Department of Infection, Immunity and Cardiovascular Disease, The University of Sheffield, Medical School, Beech Hill Road, Sheffield S10 2RX, U.K..
Department of Gynaecological Oncology, Royal Hallamshire Hospital, Glossop Road, Sheffield S10 2JF.
Eur J Obstet Gynecol Reprod Biol. 2019 Sep;240:182-186. doi: 10.1016/j.ejogrb.2019.07.003. Epub 2019 Jul 3.
To review the published diagnostic accuracy figures for the performance of colposcopy and to assess how the various forms of bias might explain the very wide range of reported values and the impact they have on quality assurance of cervical screening.
Publications were only selected where they contained sufficient raw data to enable diagnostic accuracy statistics to be calculated for the detection of cervical intraepithelial neoplasia grade 2+ (CIN2+), as determined by punch biopsy. In addition, both the colposcopic impression at the time of examination and the disease threshold used to determine the need for biopsy must have been reported.
Large differences in diagnostic accuracy figures were found when the output of colposcopy was defined either, on the basis that the colposcopist thought there was CIN2+ present or, that the colposcopist considered there to be some disease present and so took a biopsy to confirm this. Weighted mean sensitivity was 68.5% (95% CI 59.9-77.1) for the first method but 95.7% (95% CI 93.4-98.0) for the second method. Weighted mean specificity was 75.9% (95% CI 69.3-82.5) for the first method but 34.2% (95% CI 27.0-41.4) for the second method. Weighted mean PPV was 68.9% (95% CI 64.2-73.6) for the first method but 54.3% (95% CI 46.5-62.1) for the second method.
The main reason for the wide range of published diagnostic accuracy figures, arises from the use of two different methods of assessing the output of colposcopy. Colposcopic Impression is appropriate when assessing the performance of a colposcopist at the time of examination, but the taking of a biopsy to confirm that Disease is Present should be used when assessing patient management. Accurate assessment of both outcomes is fundamental to any quality assurance programme.
回顾阴道镜检查性能的已发表诊断准确性数据,并评估各种形式的偏倚如何解释报告值的广泛差异及其对宫颈筛查质量保证的影响。
仅选择那些包含足够原始数据的出版物,以便能够计算出用于检测宫颈上皮内瘤变 2 级及以上(CIN2+)的诊断准确性统计数据,该数据由活检确定。此外,必须报告检查时的阴道镜印象以及用于确定是否需要活检的疾病阈值。
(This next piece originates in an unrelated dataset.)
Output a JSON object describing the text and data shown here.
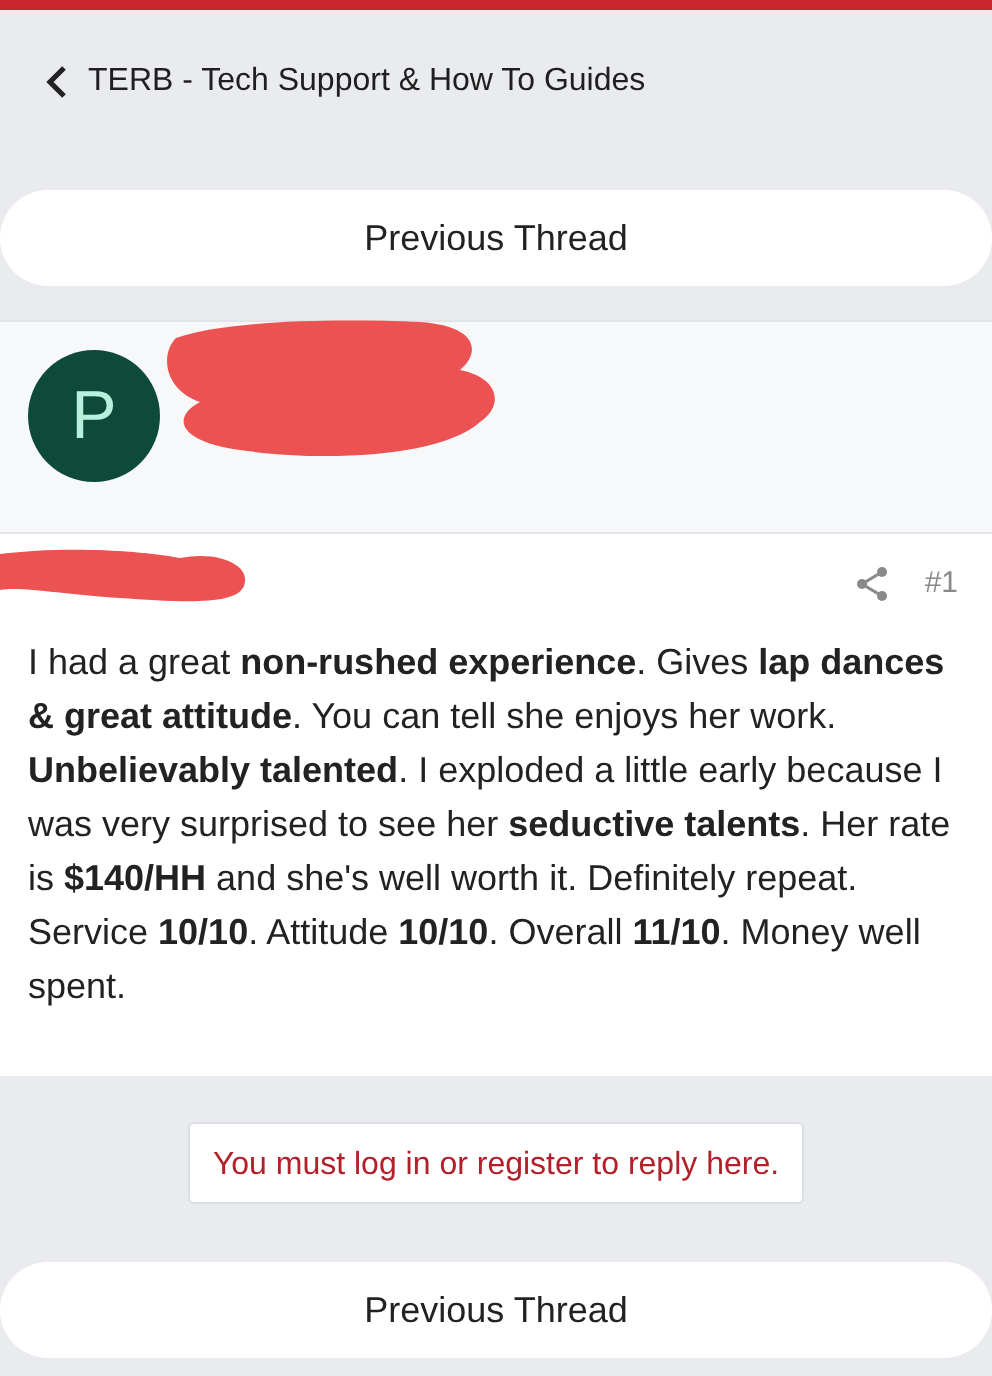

当阴道镜检查的输出结果基于以下两种方法之一进行定义时,发现诊断准确性数据存在很大差异:1. 阴道镜医师认为存在 CIN2+;2. 阴道镜医师认为存在某种疾病,因此进行活检以证实这一点。第一种方法的加权平均敏感度为 68.5%(95%置信区间 59.9-77.1),而第二种方法的加权平均敏感度为 95.7%(95%置信区间 93.4-98.0)。第一种方法的加权平均特异性为 75.9%(95%置信区间 69.3-82.5),而第二种方法的加权平均特异性为 34.2%(95%置信区间 27.0-41.4)。第一种方法的加权平均阳性预测值为 68.9%(95%置信区间 64.2-73.6),而第二种方法的加权平均阳性预测值为 54.3%(95%置信区间 46.5-62.1)。
发表的诊断准确性数据范围广泛的主要原因是使用了两种评估阴道镜检查结果的不同方法。在评估检查时阴道镜医师的表现时,阴道镜印象是合适的,但在评估患者管理时,应使用活检来确认疾病的存在。准确评估两种结果是任何质量保证计划的基础。